Heute war es endlich soweit. Die erste Radetappe. Wecken war für 7 Uhr angesagt, viele waren zu dieser Zeit schon fast abfahrbereit. Nachdem wir in aller Ruhe gefrühstückt hatten, war immer noch endlos Zeit.

Um 8:45 Uhr wurde endlich zum Aufstellen gerufen und um 9 Uhr ging es dann tatsächlich los. Start in Jünkerath, Mittagspause in Elsenborn, Tagesziel Kelmis in Belgien nach 85 Kilometern.

Das Wetter war uns heute leider nicht so wohlgesonnen, es war kalt, regnete fast vom Start an und bis zur Mittagszeit regnete es wie aus Eimern. Richtig schön wurde es die ganze Fahrt nicht, erst bei unsere Ankunft in Kelmis wurde es besser.

Aufgrund des Wetters und der ersten heftigeren Anstiege gab es schon einige Ausfälle, manche wegen Materialschäden andere wegen unzureichender Fitness.

In Kelmis gab es ortstypisch leckere Pommes und etwas später einen Empfang, der von Jacky Cloth, dem Vorsitzenden des Sportrates der Deutschsprachigen Gemeinschaft Belgiens, eröffnet wurde.

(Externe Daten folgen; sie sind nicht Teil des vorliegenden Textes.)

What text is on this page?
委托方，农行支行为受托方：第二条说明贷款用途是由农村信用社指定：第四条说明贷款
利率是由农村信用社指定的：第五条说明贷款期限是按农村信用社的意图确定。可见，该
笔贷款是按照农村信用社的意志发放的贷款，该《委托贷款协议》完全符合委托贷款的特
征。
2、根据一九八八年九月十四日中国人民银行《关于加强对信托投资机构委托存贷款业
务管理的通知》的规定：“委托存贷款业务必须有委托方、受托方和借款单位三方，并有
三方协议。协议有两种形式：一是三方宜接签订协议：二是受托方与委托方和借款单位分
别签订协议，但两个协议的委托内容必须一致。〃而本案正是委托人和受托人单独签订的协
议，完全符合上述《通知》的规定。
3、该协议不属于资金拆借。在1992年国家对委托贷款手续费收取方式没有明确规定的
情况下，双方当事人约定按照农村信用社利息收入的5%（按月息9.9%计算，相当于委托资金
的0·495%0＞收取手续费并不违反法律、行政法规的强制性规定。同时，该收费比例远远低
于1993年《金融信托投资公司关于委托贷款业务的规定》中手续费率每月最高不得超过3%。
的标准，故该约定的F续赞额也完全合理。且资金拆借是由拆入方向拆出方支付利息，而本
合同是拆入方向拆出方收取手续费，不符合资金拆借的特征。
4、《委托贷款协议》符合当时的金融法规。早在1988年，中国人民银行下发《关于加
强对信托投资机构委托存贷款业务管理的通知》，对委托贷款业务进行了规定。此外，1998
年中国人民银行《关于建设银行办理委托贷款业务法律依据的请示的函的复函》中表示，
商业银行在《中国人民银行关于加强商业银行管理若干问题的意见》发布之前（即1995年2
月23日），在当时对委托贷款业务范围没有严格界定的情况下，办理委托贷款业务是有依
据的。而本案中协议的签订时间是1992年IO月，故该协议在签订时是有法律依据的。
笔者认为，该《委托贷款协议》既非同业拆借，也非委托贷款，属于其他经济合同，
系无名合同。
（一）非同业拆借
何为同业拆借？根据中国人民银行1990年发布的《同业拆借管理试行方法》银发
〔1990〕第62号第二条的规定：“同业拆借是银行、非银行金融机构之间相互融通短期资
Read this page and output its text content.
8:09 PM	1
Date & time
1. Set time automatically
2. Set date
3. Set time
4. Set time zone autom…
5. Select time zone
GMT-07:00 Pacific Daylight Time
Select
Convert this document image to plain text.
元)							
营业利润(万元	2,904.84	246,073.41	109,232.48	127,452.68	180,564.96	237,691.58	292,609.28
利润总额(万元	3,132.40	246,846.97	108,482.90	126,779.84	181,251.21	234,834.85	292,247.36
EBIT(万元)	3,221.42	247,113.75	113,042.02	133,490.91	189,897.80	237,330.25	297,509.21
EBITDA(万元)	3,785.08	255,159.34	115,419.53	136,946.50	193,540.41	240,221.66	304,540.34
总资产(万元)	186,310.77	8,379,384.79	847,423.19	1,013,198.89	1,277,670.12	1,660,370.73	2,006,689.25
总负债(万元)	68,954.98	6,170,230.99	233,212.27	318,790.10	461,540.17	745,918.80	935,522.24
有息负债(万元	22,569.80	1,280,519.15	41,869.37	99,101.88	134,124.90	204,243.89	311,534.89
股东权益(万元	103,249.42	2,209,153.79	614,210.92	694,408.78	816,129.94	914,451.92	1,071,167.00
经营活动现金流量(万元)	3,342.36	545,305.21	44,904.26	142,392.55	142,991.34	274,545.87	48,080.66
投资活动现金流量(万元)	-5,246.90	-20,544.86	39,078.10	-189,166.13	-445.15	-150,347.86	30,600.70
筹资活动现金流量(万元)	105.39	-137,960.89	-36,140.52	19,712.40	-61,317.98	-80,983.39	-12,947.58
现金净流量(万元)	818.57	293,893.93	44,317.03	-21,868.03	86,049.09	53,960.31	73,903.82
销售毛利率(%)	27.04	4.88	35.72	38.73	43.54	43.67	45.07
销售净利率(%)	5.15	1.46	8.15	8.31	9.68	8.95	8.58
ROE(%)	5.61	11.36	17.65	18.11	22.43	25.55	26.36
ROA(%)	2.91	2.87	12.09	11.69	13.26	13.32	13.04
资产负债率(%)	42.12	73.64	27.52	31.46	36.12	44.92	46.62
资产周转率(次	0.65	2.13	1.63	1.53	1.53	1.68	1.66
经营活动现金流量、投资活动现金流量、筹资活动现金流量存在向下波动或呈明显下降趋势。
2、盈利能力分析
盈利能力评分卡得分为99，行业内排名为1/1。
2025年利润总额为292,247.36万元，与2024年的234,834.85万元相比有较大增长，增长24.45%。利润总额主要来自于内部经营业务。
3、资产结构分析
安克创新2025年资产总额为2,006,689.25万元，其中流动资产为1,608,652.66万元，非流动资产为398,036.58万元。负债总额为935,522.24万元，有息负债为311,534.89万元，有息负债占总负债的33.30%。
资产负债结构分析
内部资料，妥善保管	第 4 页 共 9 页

Ihm, selbst ein langjähriger aktiver Tourteilnehmer, verdanken wir, mit Kelmis als Etappenort, den nördlichsten Punkt, den die Tour je angefahren hat.

Die folgende Rede einer Vertreterin der Gemeinde handelte von der langen Unabhängigkeit Kelmis bis 1919, was zu einem gelebten Fairplay in diesem Dorf führte.

Der aktuelle Präsident des Eurosportpools Kurt Rathmes wies auf die Bedeutung des Radsports für den Tourismus in der Region hin.

Die „Rekord-Tourteilnehmerin“ Nicole erklärte ihren Mitfahrern anschließend, was man alles durch die Tour für sein alltägliches Leben lernen kann: Respekt, Leistungsbereitschaft, Geduld, Fairness und die Erkenntnis, dass mich andere so behandeln, wie ich ihnen entgegen trete.

Den Abschluss bildete Pater Pierre aus Kelmis, der ausführlich über seine jahrzehntelange Arbeit in Rwanda erzählte. Vor allem seine Erlebnisse aus der Zeit des Völkermordes 1994 mit über eine Mio. Toten beeindruckten. Auch berichtete er über die vielen Verbesserungen, die es in den letzten Jahren im Land gab: im Schulsystem, Gesundheitswesen, in der Hygiene und im Umweltschutz.